"If you consort with singers and harpists, you may trust your ears, but when
you go to philosophers, whose proper style is 'Silenorum nostri Alcibiadis',
you must withdraw from the senses, you must return into yourself, you must
penetrate into the depths of your soul and the recesses of your mind, you
must acquire the ears of the Tyanean with which, because he was no longer in
his body, he heard not the terrestrial Marsyas but the heavenly Apollo, who
on his divine lyre, with ineffable modes, tuned the melodies of the
spheres."
Giovanni Pico della Mirandola: letter to Ermolao Barbaro, Opera p.354.
.......
Does one choose the instruments of Marsyas or the instruments of Apollo?
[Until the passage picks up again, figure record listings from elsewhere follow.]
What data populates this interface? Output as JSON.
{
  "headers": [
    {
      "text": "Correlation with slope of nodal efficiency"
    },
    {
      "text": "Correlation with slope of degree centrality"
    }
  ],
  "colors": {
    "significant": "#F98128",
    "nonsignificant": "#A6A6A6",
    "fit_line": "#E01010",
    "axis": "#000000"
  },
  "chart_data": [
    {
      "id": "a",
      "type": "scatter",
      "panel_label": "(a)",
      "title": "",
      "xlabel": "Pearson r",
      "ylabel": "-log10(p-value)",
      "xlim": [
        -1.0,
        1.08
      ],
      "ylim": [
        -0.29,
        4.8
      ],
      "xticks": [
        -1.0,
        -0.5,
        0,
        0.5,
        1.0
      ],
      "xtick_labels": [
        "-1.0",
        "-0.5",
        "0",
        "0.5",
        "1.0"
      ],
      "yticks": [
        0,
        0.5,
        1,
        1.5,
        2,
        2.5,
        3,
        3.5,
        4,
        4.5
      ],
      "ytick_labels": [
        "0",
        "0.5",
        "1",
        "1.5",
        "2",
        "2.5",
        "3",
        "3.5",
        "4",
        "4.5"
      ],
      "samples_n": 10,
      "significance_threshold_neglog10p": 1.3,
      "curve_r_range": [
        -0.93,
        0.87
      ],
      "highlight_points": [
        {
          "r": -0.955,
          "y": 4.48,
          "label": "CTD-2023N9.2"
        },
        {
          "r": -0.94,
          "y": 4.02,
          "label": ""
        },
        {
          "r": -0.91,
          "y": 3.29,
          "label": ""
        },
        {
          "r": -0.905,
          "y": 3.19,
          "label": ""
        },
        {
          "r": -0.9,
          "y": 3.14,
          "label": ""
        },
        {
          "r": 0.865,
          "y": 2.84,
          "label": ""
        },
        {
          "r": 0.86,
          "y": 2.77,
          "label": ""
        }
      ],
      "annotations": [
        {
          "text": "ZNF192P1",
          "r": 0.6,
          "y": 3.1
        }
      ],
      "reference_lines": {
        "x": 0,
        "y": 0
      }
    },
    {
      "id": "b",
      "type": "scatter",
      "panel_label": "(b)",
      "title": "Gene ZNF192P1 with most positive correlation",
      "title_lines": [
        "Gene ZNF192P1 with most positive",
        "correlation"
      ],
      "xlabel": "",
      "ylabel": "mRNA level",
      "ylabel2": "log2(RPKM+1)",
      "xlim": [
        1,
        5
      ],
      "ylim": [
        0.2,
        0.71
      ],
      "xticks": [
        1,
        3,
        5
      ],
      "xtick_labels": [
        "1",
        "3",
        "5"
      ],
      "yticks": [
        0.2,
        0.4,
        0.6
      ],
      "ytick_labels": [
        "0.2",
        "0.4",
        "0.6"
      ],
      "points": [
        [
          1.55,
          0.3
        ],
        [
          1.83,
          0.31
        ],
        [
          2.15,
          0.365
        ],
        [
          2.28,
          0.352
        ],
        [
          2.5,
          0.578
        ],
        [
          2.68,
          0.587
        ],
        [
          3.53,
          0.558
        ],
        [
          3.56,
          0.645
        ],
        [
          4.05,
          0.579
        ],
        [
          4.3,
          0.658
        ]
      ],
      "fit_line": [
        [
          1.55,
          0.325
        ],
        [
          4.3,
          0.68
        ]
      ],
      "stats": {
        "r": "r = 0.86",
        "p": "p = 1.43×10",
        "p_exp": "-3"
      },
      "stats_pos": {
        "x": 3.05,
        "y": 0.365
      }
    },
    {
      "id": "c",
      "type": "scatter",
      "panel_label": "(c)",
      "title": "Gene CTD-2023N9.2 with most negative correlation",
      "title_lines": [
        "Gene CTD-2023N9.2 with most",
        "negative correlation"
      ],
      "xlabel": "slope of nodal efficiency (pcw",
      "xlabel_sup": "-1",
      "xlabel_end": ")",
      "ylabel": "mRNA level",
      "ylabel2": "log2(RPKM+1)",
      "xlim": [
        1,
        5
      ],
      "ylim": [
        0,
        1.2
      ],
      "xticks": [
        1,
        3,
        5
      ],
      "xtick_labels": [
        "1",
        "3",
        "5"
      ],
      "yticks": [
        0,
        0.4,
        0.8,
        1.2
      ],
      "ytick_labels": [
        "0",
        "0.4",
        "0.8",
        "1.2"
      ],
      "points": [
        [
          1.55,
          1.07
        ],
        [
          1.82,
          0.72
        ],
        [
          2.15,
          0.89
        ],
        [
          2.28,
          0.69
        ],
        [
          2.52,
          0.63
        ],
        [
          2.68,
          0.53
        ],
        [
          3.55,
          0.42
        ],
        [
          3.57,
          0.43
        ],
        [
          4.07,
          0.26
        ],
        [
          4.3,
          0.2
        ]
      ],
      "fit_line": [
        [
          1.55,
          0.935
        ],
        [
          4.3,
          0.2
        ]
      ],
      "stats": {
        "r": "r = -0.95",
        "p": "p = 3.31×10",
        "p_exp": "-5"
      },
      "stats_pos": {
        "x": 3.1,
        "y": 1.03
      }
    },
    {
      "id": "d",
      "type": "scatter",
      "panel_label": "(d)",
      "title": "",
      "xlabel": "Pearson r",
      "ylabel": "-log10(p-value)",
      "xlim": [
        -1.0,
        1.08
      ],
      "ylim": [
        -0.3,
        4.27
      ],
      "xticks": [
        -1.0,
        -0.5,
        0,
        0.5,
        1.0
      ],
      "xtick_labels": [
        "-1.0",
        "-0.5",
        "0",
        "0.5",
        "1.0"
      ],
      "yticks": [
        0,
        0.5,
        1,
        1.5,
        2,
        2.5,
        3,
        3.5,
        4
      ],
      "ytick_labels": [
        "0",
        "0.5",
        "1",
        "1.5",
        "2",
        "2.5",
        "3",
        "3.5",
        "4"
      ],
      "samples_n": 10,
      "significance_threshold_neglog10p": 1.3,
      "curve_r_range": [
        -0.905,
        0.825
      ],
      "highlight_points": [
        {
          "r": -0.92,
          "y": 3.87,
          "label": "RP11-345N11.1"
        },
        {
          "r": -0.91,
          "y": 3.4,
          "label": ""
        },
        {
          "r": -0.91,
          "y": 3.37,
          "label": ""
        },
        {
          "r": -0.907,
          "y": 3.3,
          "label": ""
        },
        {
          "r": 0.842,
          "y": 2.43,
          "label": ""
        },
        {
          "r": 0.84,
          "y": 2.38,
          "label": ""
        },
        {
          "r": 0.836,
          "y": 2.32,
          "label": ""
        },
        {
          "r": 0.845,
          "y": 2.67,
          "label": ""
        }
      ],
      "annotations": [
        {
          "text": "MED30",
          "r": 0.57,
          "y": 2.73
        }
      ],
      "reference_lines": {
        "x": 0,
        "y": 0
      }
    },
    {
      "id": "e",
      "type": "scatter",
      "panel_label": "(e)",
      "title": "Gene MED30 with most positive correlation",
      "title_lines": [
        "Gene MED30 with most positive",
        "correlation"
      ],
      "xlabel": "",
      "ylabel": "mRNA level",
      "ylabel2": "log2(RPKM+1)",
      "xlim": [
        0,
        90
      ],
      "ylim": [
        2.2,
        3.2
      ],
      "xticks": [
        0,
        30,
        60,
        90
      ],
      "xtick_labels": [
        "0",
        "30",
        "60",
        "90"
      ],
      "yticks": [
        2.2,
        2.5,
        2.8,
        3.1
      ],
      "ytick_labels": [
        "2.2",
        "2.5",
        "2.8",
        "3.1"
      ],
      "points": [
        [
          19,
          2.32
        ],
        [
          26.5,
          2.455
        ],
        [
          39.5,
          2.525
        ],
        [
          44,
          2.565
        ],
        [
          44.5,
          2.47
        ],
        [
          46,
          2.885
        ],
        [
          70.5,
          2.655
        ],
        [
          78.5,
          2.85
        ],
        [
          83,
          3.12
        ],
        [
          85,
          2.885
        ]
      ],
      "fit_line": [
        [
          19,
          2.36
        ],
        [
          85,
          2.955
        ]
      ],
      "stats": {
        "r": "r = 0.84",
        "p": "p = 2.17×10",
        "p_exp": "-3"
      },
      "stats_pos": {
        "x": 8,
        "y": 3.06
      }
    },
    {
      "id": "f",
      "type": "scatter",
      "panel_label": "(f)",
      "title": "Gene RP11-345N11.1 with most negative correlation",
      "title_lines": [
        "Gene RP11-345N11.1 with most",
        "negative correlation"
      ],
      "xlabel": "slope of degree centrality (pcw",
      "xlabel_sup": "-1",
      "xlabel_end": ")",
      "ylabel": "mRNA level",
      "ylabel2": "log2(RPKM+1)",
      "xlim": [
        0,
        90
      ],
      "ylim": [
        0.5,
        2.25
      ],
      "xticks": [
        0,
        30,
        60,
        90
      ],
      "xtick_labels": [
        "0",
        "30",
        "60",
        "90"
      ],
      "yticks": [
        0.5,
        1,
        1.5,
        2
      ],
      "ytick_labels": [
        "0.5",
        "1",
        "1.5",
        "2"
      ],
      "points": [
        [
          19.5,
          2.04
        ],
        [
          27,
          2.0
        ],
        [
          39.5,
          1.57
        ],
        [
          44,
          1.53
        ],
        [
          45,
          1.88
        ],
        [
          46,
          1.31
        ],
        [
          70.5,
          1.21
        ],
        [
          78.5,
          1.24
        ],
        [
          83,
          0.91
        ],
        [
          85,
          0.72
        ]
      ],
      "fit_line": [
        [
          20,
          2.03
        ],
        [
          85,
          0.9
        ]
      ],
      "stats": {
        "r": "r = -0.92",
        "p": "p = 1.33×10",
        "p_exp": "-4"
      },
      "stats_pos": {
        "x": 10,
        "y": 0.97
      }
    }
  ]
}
Steven J. Willett seems to have settled for one, while Shirley Sharon-Zisser
seeks another.
In the woodcut from "October", in SC, the instrument of Marsyas is offered
to the poet. Should he accept? Did he, indeed, accept? As in Theocritus,
the instrument is unplayed. And perhaps it is meant to remain unplayed (it
has, after all, nine stops, so how would one play that?). Carefully
constructed as it is, it is, nevertheless, nothing but a prize, a reward.
But shouldn't one refuse it, and look elsewhere?